Vague language and other flaws doomed the medical marijuana amendment put before voters in 2014, though that proposal only lost by a slim margin, garnering 58 percent of the ballots. Amendment 2 returns on the November ballot much improved.
United We Care, the grassroots organization behind the amendment, rewrote the proposal to address the loopholes and weaknesses that opponents of the 2014 measure cited repeatedly. The 2016 constitutional amendment language explicitly outlines and clarifies all the key points found objectionable.
This time around, the language found no opposition from the legal hurdles all amendment proposals face. Florida Attorney General Pam Bondi did not seek to block this rendition of the initiative before the state Supreme Court — a total turnaround from her strong opposition in 2014. The Supreme Court, divided over the issue by a 4-3 vote two years ago, this time ruled 7-0 that the measure is not misleading and only covers a single subject.
“Use of Marijuana for Debilitating Medical Conditions,” as Amendment 2 is titled, holds these changes from the 2014 version:
- Specifically states patient conditions must be debilitating and excludes non-debilitating conditions, thus removing the challenge that marijuana could be recommended for less serious ailments. Those debilitating conditions include cancer, HIV/AIDS, multiple sclerosis and epilepsy.
- Clearly articulates parental consent requirements in order for minors to receive medical cannabis, even though state law already covers that. Previous opponents incorrectly claimed minors would be able to acquire marijuana without parental knowledge.
- Explicitly affirms that doctors are not immune from negligence and malpractice in recommending medical cannabis.
- Requires the state Department of Health to establish qualifications and standards for caregivers, including conducting background checks.
Eligibility for medical marijuana would be limited to ill patients holding a state-issued ID card who are approved in writing — with a time limit for use set by a licensed physician.
Once again, initiative foes argue the legalization of medical cannabis should be handled by the state Legislature instead of being enshrined into the Florida Constitution — a point this Editorial Board embraced in 2014 and has encouraged since. While legislative action is the proper route as constitutions are founding documents designed to be bedrock governing instruments, the Legislature forfeited that responsibility by failing to pass comprehensive medical marijuana bills filed over the past several years.
Instead, this year lawmakers took a baby step forward, passing a measure that allows the use of cannabis for terminally ill patients. In 2014, the Legislature, swamped by a public outcry, authorized a noneuphoric brand of marijuana oil known as Charlotte’s Web to be available to patients with severe seizure disorders. The governor signed both into law.
After two years of foot-dragging, the first medical cannabis dispensary for delivering the oil finally opened recently. That, too, gives pause to the state’s intentions on a more comprehensive medical marijuana bill.
The federal Drug Enforcement Administration remains on the wrong side of history and reality in maintaining marijuana’s status as one of the most dangerous drugs in existence. The ruling this August maintains pot’s status as a Schedule 1 drug, identified by the government as lacking any medical value — and as dangerous as heroin, an absurd listing.

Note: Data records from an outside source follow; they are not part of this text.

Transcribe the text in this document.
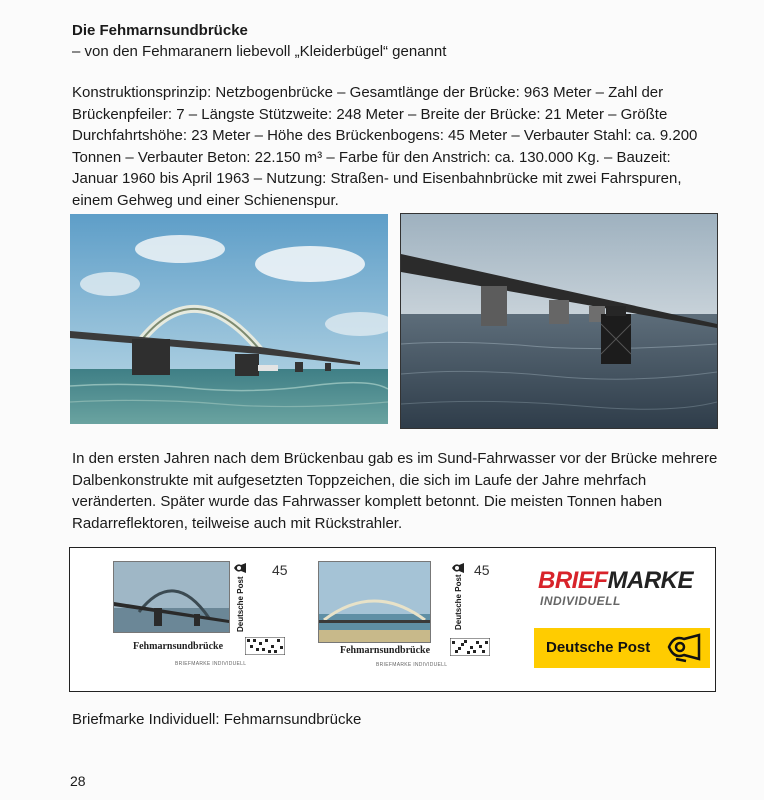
Die Fehmarnsundbrücke
– von den Fehmaranern liebevoll „Kleiderbügel“ genannt

Konstruktionsprinzip: Netzbogenbrücke – Gesamtlänge der Brücke: 963 Meter – Zahl der

Brückenpfeiler: 7 – Längste Stützweite: 248 Meter – Breite der Brücke: 21 Meter – Größte

Durchfahrtshöhe: 23 Meter – Höhe des Brückenbogens: 45 Meter – Verbauter Stahl: ca. 9.200

Tonnen – Verbauter Beton: 22.150 m³ – Farbe für den Anstrich: ca. 130.000 Kg. – Bauzeit:

Januar 1960 bis April 1963 – Nutzung: Straßen- und Eisenbahnbrücke mit zwei Fahrspuren,

einem Gehweg und einer Schienenspur.

In den ersten Jahren nach dem Brückenbau gab es im Sund-Fahrwasser vor der Brücke mehrere

Dalbenkonstrukte mit aufgesetzten Toppzeichen, die sich im Laufe der Jahre mehrfach

veränderten. Später wurde das Fahrwasser komplett betonnt. Die meisten Tonnen haben

Radarreflektoren, teilweise auch mit Rückstrahler.

Fehmarnsundbrücke
BRIEFMARKE INDIVIDUELL
Deutsche Post
45
Fehmarnsundbrücke
BRIEFMARKE INDIVIDUELL
Deutsche Post
45 BRIEFMARKE
INDIVIDUELL
Deutsche Post
Briefmarke Individuell: Fehmarnsundbrücke
28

Yet medical marijuana is endorsed by the American Medical Association, American College of Physicians, American Academy of Family Physicians, American Society of Addiction Medicine, American Preventive Medical Association and many other national, international and state organizations.
Dr. Sanjay Gupta, CNN’s chief medical correspondent and a longtime opponent of medical marijuana, examined hundreds of articles from 1840 to 1930 — during a time when marijuana was embraced by the medical community as a legitimate prescription. He reversed his position in a 2013 documentary called “Weed” and advocated cannabis as a proper prescription for pain.
At the same time the DEA held firm on marijuana’s drug status, the agency ended its decades-long restriction on pot production for use in medical research. (Only the University of Mississippi currently holds a permit.) Scientists have long been battling the federal policy as obstructing advances in determining the medical efficacy of cannabis. This is vital progress.
With Amendment 2’s passsage, Florida would join 24 other states and Washington, D.C. with medical marijuana laws. (Four have legalized cannabis for recreational use.)
The Herald Editorial Board recommends a yes vote on Amendment 2.